Pero, como decía antes, todo esa desigualdad pasaría desapercibida el primer día que pisé las calles de Ceuta. Tras los días de agobio en el cuartel, salir a la calle y conducir tus pies hacia el lugar que te diera la gana me pareció liberador. Eran sólo tres horas por la tarde, sin embargo sentía recuperar parte de mi voluntad y de mi propio cuerpo. Me importaba poco, en aquel día, tener que ir encorsetado con el atuendo militar, basto y caluroso, con tal de recorrer las aceras y detenerme en la bisutería tecnológica de los escaparates.

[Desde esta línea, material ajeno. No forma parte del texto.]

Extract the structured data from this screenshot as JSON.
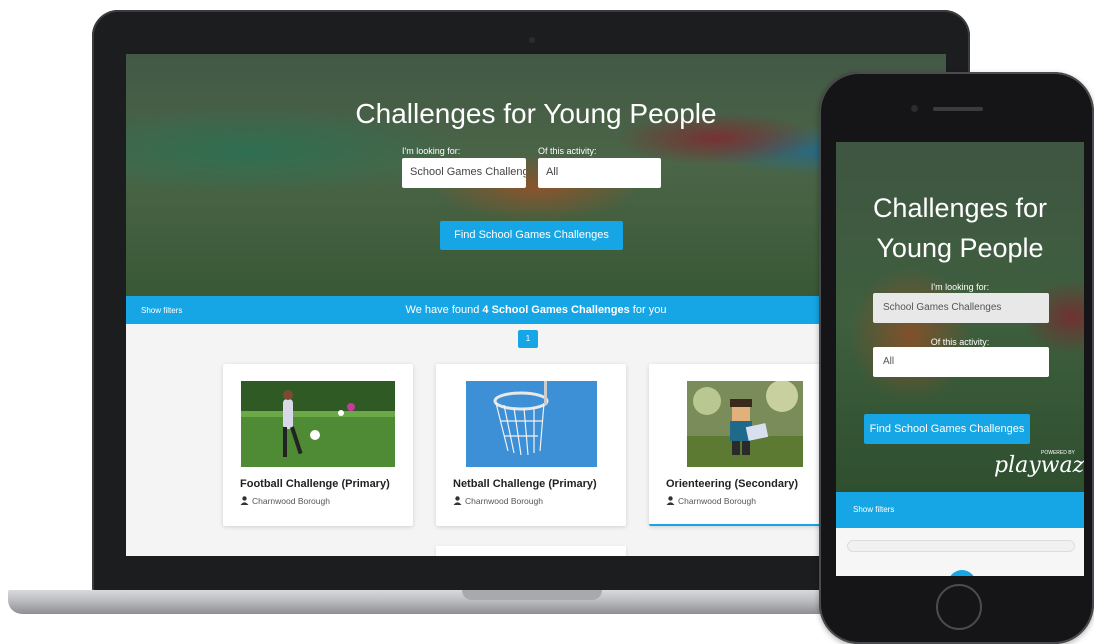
{
  "laptop": {
    "hero": {
      "title": "Challenges for Young People",
      "looking_label": "I'm looking for:",
      "looking_value": "School Games Challeng",
      "activity_label": "Of this activity:",
      "activity_value": "All",
      "find_button": "Find School Games Challenges"
    },
    "filter_bar": {
      "show_filters": "Show filters",
      "found_prefix": "We have found ",
      "found_bold": "4 School Games Challenges",
      "found_suffix": " for you"
    },
    "pagination": {
      "current_page": "1"
    },
    "cards": [
      {
        "title": "Football Challenge (Primary)",
        "location": "Charnwood Borough"
      },
      {
        "title": "Netball Challenge (Primary)",
        "location": "Charnwood Borough"
      },
      {
        "title": "Orienteering (Secondary)",
        "location": "Charnwood Borough"
      }
    ]
  },
  "phone": {
    "title": "Challenges for Young People",
    "looking_label": "I'm looking for:",
    "looking_value": "School Games Challenges",
    "activity_label": "Of this activity:",
    "activity_value": "All",
    "find_button": "Find School Games Challenges",
    "powered_by": "POWERED BY",
    "logo": "playwaze",
    "show_filters": "Show filters"
  },
  "colors": {
    "accent": "#16a6e6",
    "card_bg": "#ffffff",
    "page_bg": "#f4f4f4"
  },
  "icons": {
    "location": "user-icon"
  }
}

En aquellos momentos ni siquiera se me ocurrió entrar en algún bar o tienda, simplemente observaba y caminaba por la calle del Paseo Marítimo disfrutando de la brisa mediterránea otoñal.
Tal vez fuera al día siguiente, al otro o una semana después, cuando ocurrió el accidente luctuoso que dio al traste con la vida del soldado de mi reemplazo Luis Miguel Cuevas Maroto. Sería el único de esa envergadura que conocería en mi año militar pero supuso mi primera inclinación, en ese periodo, a plasmar un sentimiento en papel.
Como casi todos los días, el adiestramiento artillero llenaba las horas de las mañanas en el RAMIX 30. Yo, ya destinado en el Almacén, me libraba de aquel trajín inútil y sofocante, pero me llegó la noticia como al resto de casi todos los acuartelamientos ceutís. De camino al campo de entrenamiento se soltó unos de los cañones decrépitos que se enganchaban a los camiones. El camión posterior chocó violentamente contra la pieza provocando la caída de dos soldados que iban subidos en la caja junto a otros. El soldado Cuevas Maroto, un leonés de veinte años, cayó sobre el otro cañón y fue arrollado bajo sus ruedas. El otro soldado tuvo la suerte de salir despedido hacia un lado y romperse sólo un brazo.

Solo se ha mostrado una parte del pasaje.